If you bought into what global headlines say this morning, you'd think financial markets are about to fall off a cliff. After France elected a socialist-leaning leader and Greece kicked out its austerity-inducing government, we're led to believe that world is back in chaos.

With that in mind, it's worth looking at a newly published survey on the attitudes of Canadian mid-market corporations – the drivers of the national economy.

Another survey? Really? That's an understandable resentment, but this one holds some weight. For starters, the respondents were 186 chief financial officers from Canadian mid-sized firms, so the sample size is relatively reliable.

It also targets mid-market firms, with average respondent revenue of $136-million. These may not be the companies you hear about in the press, and they may not be publicly traded, but they matter. (GE Capital conducted the survey.)

The key findings: about two-thirds of the CFOs expect their firms' revenues to grow this year; about three-quarters said they expect to hire new workers in the next twelve months; and 40 per cent expected their industries – metals and mining; food, beverage and agribusiness; retail; and trucking – to expand this year.

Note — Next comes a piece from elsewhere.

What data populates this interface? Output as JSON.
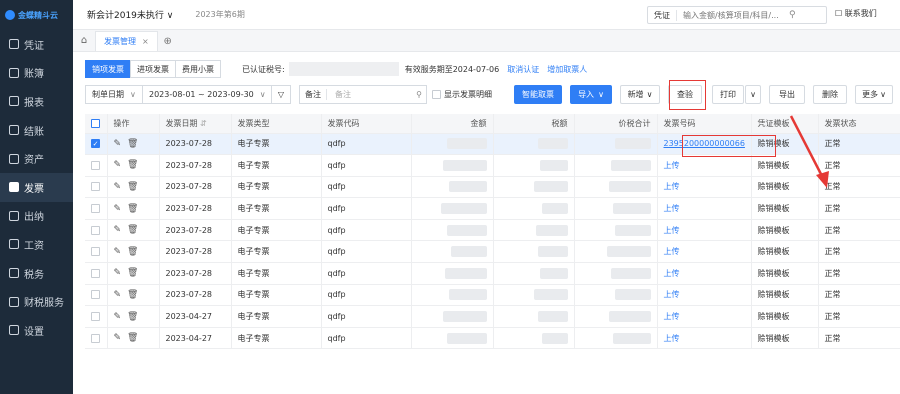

And with so much angst over Europe, it's interesting to note that 36 per cent of the respondents highlighted the health of the U.S. economy as their number one concern, making it the most important thing to watch. Only about half that number cited Europe's fiscal mess, which landed as the second most important issue on their radar.

Of course, after weak job numbers Friday, the U.S. isn't looking so rosy right now, either. But these are interesting data points to keep in mind.